Im Juni schlug die Polizei eine friedliche Umweltdemonstration in der Stadt Miryang nieder, wobei 14 Protestierende verletzt wurden. Etwa 300 Demonstrierende, unter denen sich viele ältere Menschen befanden, wandten sich gegen den Bau von Hochspannungsstrommasten und forderten, angemessen zu derartigen Vorhaben konsultiert zu werden.

Kriegsdienstverweigerer

Mindestens 635 Militärdienstverweigerer befanden sich Ende 2014 noch in Haft.

Nachdem zwei männliche Wehrpflichtige zu Tode gekommen waren - ein Hinweis darauf, dass beim Militär weiterhin Misshandlungen stattfanden -, äußerte die Öffentlichkeit Bedenken über das System der allgemeinen Wehrpflicht.

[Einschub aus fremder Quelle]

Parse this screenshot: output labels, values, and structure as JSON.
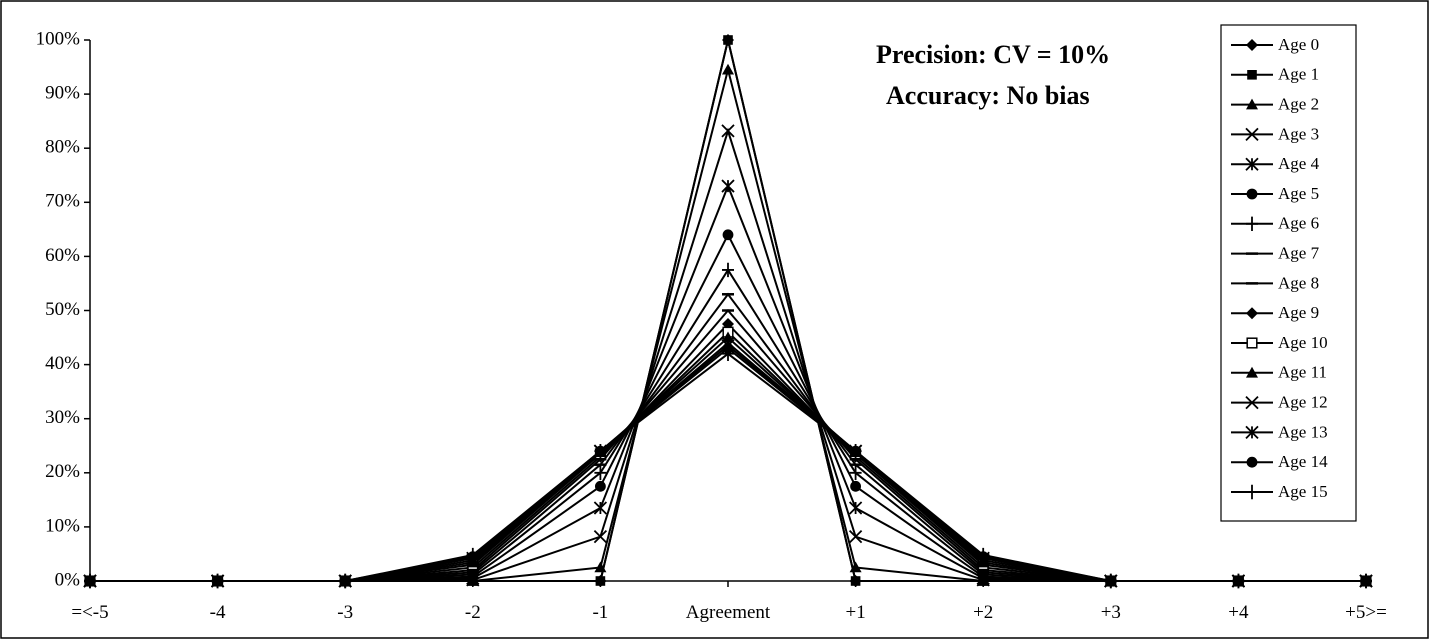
{
  "chart_data": {
    "type": "line",
    "title_lines": [
      "Precision: CV = 10%",
      "Accuracy: No bias"
    ],
    "categories": [
      "=<-5",
      "-4",
      "-3",
      "-2",
      "-1",
      "Agreement",
      "+1",
      "+2",
      "+3",
      "+4",
      "+5>="
    ],
    "y_ticks": [
      "0%",
      "10%",
      "20%",
      "30%",
      "40%",
      "50%",
      "60%",
      "70%",
      "80%",
      "90%",
      "100%"
    ],
    "ylim": [
      0,
      100
    ],
    "y_unit": "%",
    "grid": false,
    "legend_position": "right",
    "series": [
      {
        "name": "Age 0",
        "marker": "diamond",
        "values": [
          0,
          0,
          0,
          0,
          0,
          100,
          0,
          0,
          0,
          0,
          0
        ]
      },
      {
        "name": "Age 1",
        "marker": "square",
        "values": [
          0,
          0,
          0,
          0,
          0,
          100,
          0,
          0,
          0,
          0,
          0
        ]
      },
      {
        "name": "Age 2",
        "marker": "triangle",
        "values": [
          0,
          0,
          0,
          0,
          2.5,
          94.5,
          2.5,
          0,
          0,
          0,
          0
        ]
      },
      {
        "name": "Age 3",
        "marker": "x",
        "values": [
          0,
          0,
          0,
          0.2,
          8.2,
          83.2,
          8.2,
          0.2,
          0,
          0,
          0
        ]
      },
      {
        "name": "Age 4",
        "marker": "asterisk",
        "values": [
          0,
          0,
          0,
          0.5,
          13.5,
          73,
          13.5,
          0.5,
          0,
          0,
          0
        ]
      },
      {
        "name": "Age 5",
        "marker": "circle",
        "values": [
          0,
          0,
          0,
          0.8,
          17.5,
          64,
          17.5,
          0.8,
          0,
          0,
          0
        ]
      },
      {
        "name": "Age 6",
        "marker": "plus",
        "values": [
          0,
          0,
          0,
          1.2,
          20,
          57.5,
          20,
          1.2,
          0,
          0,
          0
        ]
      },
      {
        "name": "Age 7",
        "marker": "dash",
        "values": [
          0,
          0,
          0,
          1.6,
          21.5,
          53,
          21.5,
          1.6,
          0,
          0,
          0
        ]
      },
      {
        "name": "Age 8",
        "marker": "dash",
        "values": [
          0,
          0,
          0,
          2.0,
          22.5,
          50,
          22.5,
          2.0,
          0,
          0,
          0
        ]
      },
      {
        "name": "Age 9",
        "marker": "diamond",
        "values": [
          0,
          0,
          0,
          2.5,
          23,
          47.5,
          23,
          2.5,
          0,
          0,
          0
        ]
      },
      {
        "name": "Age 10",
        "marker": "square-open",
        "values": [
          0,
          0,
          0,
          3.0,
          23.5,
          46,
          23.5,
          3.0,
          0,
          0,
          0
        ]
      },
      {
        "name": "Age 11",
        "marker": "triangle",
        "values": [
          0,
          0,
          0,
          3.4,
          23.8,
          45,
          23.8,
          3.4,
          0,
          0,
          0
        ]
      },
      {
        "name": "Age 12",
        "marker": "x",
        "values": [
          0,
          0,
          0,
          3.8,
          24,
          44,
          24,
          3.8,
          0,
          0,
          0
        ]
      },
      {
        "name": "Age 13",
        "marker": "asterisk",
        "values": [
          0,
          0,
          0,
          4.2,
          24,
          43.5,
          24,
          4.2,
          0,
          0,
          0
        ]
      },
      {
        "name": "Age 14",
        "marker": "circle",
        "values": [
          0,
          0,
          0,
          4.5,
          24,
          43,
          24,
          4.5,
          0,
          0,
          0
        ]
      },
      {
        "name": "Age 15",
        "marker": "plus",
        "values": [
          0,
          0,
          0,
          4.8,
          24,
          42,
          24,
          4.8,
          0,
          0,
          0
        ]
      }
    ]
  }
}
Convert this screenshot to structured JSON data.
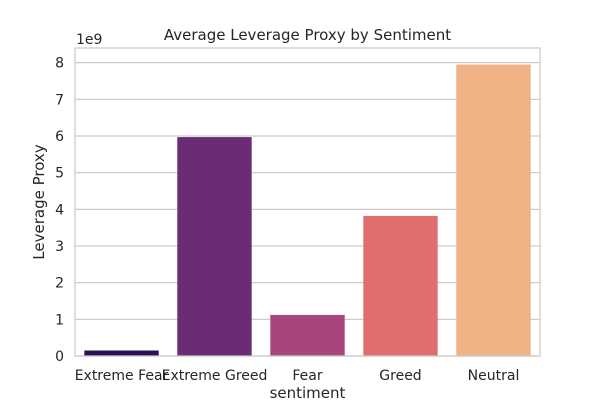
{
  "chart_data": {
    "type": "bar",
    "title": "Average Leverage Proxy by Sentiment",
    "xlabel": "sentiment",
    "ylabel": "Leverage Proxy",
    "y_offset_label": "1e9",
    "y_scale": 1000000000,
    "categories": [
      "Extreme Fear",
      "Extreme Greed",
      "Fear",
      "Greed",
      "Neutral"
    ],
    "values": [
      150000000,
      5970000000,
      1120000000,
      3820000000,
      7950000000
    ],
    "colors": [
      "#2c1255",
      "#6a2c75",
      "#a8457b",
      "#e06e6f",
      "#f0b385"
    ],
    "ylim": [
      0,
      8400000000
    ],
    "yticks": [
      0,
      1,
      2,
      3,
      4,
      5,
      6,
      7,
      8
    ],
    "grid": true,
    "legend": "none"
  }
}
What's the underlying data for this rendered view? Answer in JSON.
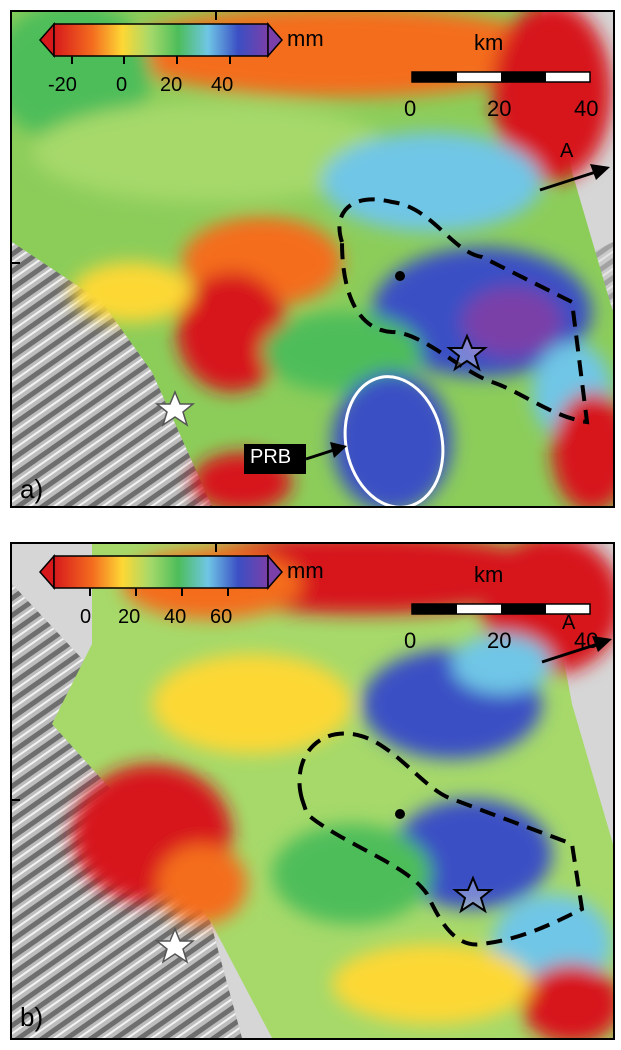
{
  "panels": [
    {
      "label": "a)",
      "colorbar": {
        "unit": "mm",
        "ticks": [
          "-20",
          "0",
          "20",
          "40"
        ]
      },
      "scalebar": {
        "unit": "km",
        "ticks": [
          "0",
          "20",
          "40"
        ]
      },
      "direction_label": "A",
      "annotation": "PRB"
    },
    {
      "label": "b)",
      "colorbar": {
        "unit": "mm",
        "ticks": [
          "0",
          "20",
          "40",
          "60"
        ]
      },
      "scalebar": {
        "unit": "km",
        "ticks": [
          "0",
          "20",
          "40"
        ]
      },
      "direction_label": "A"
    }
  ],
  "colors": {
    "colormap": [
      "#d7191c",
      "#f46d1f",
      "#fdd835",
      "#a6d96a",
      "#4dbd5a",
      "#6fc6e6",
      "#3b4fc4",
      "#7a3fa8"
    ],
    "relief": "#9a9a9a",
    "background": "#d9d9d9"
  }
}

In einem Fall von Militärdienstverweigerung, mit dem sich das Verfassungsgericht im August 2014 befasste, legte Amnesty International zusammen mit mehreren NGOs eine Argumentation vor, die das Recht der Militärdienstverweigerung aus Gewissensgründen aus dem Recht auf Gedanken-, Gewissens- und Religionsfreiheit ableitet.

Waffenhandel

Südkorea exportierte große Mengen an Tränengasgranaten in Länder, in denen Tränengas wahllos zur Niederschlagung von Unruhen benutzt wurde. Nachdem Amnesty International und andere Menschenrechtsgruppen Druck ausgeübt hatten, gab die Regierung im Januar 2014 bekannt, dass sie die Lieferung von Tränengas nach Bahrain einstellen werde.

Südkorea hatte den UN-Waffenhandelsvertrag im Jahr 2013 unterzeichnet, hatte ihn jedoch bis Ende des Jahres 2014 weder ratifiziert noch in nationales Recht umgesetzt.